Doyle has criticised church teaching that human sexuality is “only good for making other Catholic babies, but everything else is a mortal sin, and you only do it reluctantly at best”.
“So a lot of the individuals, a lot of clerics, have a very stultified comprehension of human sexuality, and that plays in when they are unable to comprehend the damage that the sexual violation of a boy or a girl does to an individual, when they are unable to comprehend the damage that rape does to a woman, to an adult woman, or what happens to a child. When the leadership, the bishops, say ‘Well, father was passed by two psychiatrists, we’re going to let him back in ministry’, when all they can see is that he has passed, they don’t comprehend what has happened to those victims, that’s never going to go away. It is never going to go away. That’s soul murder. Sometimes those murdered souls stay dead.”

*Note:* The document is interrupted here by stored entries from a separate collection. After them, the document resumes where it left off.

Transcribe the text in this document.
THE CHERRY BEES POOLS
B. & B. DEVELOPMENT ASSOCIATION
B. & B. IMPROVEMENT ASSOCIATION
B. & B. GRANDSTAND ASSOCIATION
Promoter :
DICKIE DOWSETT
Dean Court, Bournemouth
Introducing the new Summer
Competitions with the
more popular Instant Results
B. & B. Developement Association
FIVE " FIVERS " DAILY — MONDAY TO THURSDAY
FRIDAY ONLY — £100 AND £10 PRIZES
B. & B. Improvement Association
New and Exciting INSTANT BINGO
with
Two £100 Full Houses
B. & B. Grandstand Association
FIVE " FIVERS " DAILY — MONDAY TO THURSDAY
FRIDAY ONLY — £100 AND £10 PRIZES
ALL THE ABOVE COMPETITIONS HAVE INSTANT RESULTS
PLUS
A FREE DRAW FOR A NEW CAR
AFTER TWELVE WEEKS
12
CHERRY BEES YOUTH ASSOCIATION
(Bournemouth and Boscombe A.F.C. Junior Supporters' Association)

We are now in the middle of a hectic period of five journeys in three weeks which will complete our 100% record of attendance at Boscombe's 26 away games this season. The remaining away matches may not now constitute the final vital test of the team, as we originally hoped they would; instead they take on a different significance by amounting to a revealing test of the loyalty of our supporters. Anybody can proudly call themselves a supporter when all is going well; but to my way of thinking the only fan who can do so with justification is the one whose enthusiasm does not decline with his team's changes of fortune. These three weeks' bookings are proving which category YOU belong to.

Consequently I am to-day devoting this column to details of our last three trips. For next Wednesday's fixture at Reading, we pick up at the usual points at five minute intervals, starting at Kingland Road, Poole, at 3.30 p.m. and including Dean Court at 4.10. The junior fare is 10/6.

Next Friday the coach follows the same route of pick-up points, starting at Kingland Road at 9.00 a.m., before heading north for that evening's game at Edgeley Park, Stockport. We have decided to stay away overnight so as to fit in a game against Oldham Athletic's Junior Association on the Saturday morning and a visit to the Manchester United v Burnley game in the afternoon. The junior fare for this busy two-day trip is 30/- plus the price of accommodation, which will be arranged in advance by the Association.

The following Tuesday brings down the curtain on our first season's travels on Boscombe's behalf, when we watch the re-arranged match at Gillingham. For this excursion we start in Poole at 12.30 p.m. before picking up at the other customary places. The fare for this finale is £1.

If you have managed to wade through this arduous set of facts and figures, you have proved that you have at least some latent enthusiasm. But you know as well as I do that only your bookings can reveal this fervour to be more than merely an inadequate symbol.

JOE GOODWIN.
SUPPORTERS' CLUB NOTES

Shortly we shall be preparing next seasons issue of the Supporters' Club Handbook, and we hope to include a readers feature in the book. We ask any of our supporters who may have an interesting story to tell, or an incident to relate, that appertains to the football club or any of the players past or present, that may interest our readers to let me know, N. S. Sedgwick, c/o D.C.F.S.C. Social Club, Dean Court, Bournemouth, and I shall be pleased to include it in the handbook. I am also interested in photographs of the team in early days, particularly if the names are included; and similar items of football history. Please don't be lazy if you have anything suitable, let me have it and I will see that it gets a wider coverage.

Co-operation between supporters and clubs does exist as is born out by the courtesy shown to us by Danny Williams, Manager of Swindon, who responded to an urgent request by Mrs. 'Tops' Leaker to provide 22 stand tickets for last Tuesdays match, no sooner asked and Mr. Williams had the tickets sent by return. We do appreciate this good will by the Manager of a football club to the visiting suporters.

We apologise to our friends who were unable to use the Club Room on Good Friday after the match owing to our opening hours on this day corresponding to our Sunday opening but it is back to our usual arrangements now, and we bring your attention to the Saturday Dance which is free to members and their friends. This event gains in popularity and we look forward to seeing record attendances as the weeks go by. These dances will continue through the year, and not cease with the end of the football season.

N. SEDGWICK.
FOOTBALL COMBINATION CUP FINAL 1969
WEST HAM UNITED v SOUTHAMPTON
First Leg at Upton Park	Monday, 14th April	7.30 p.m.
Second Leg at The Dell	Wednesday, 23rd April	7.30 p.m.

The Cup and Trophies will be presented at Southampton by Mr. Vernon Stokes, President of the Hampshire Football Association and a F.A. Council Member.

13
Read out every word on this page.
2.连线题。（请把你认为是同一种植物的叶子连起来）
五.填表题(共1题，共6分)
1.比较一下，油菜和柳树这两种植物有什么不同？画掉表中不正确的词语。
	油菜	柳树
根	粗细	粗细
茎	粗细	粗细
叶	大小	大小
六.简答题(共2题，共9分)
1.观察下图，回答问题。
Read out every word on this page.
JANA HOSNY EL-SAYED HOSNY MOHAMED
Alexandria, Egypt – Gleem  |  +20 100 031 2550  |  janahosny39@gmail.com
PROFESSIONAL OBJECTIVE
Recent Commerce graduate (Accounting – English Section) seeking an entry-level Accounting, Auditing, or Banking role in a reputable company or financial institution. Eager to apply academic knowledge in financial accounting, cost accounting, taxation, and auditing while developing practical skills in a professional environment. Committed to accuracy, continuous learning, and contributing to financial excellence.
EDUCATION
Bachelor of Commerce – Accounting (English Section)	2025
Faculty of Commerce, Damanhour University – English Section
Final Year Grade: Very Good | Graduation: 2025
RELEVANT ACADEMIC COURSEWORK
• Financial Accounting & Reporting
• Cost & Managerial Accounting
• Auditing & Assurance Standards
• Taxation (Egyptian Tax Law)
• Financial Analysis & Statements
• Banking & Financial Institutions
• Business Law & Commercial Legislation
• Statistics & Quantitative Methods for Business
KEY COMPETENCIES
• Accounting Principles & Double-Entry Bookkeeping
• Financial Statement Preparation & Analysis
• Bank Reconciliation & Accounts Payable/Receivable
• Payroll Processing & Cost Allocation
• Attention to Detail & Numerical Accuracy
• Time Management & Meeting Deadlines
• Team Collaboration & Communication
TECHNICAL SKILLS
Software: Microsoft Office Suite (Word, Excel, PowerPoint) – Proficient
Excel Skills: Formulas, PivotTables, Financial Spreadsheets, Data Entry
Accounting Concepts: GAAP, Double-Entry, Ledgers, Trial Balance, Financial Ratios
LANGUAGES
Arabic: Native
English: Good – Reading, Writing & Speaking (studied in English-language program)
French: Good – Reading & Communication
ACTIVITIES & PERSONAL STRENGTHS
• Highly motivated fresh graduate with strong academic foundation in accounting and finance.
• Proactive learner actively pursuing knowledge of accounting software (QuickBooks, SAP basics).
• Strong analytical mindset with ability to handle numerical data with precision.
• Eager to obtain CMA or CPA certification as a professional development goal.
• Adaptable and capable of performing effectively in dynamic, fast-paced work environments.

9.51am Good morning everyone. It’s Joanne McCarthy at the Royal Commission in Sydney on day two of the commission’s 50th public hearing, and the final public hearing into the Catholic Church after 15 earlier hearings into the church.
On Monday we heard shocking evidence of the extent of the church’s crimes across Australia. For many years the church has argued, sometimes aggressively, that it has been singled out for attention when the majority of child sexual abuse occurs within families – true – and child sexual abuse occurs within other churches and institutions – also true.
But the royal commission has exposed those arguments for what they were – excuses and justifications before a day of reckoning the church never thought would happen. Two of the most familiar orders involved with teaching children – the Christian and Marist Brothers – had one in five members accused of child sexual abuse. The St John of God order, which ran Morisset’s Kendall Grange from 1948 to 2001 for troubled or intellectually disabled boys, had a staggering 40 per cent of its members accused of child sexual abuse.
Maitland-Newcastle diocese’s percentage of alleged child sexual abusers rose from about 4 per cent in the 1950s, up to more than 10 per cent in the 1990s and up to 2010.
Today we’re going to hear evidence from American Dominican priest Tom Doyle, a canon lawyer and strong critic of the church’s handling of child sexual abuse, and particularly its support for abuse survivors.
Father Doyle will give evidence of a report he wrote in 1984, which he was advised was hand-delivered to the then Pope John Paul II – now a saint – following a shocking case of child sexual abuse in America and how the church paid out at least nine victims to keep them quiet.
We heard on Monday from Catholic priests Dr Michael Whelan and Dr David Ranson, who both gave evidence that the Catholic Church needs to change from within, from the Vatican down to parish level.
The royal commission’s website allows people to access the documents it has used during public hearings into the Catholic Church, and the many other institutions investigated over the past four years. The website has the 50-page report referred to on Monday, with data from all Australian dioceses and orders on the extent of abuse in this country.
These reports are grim but necessary reading for Catholics wanting to help their church through this crisis, which clearly extends beyond Australia to the Vatican itself.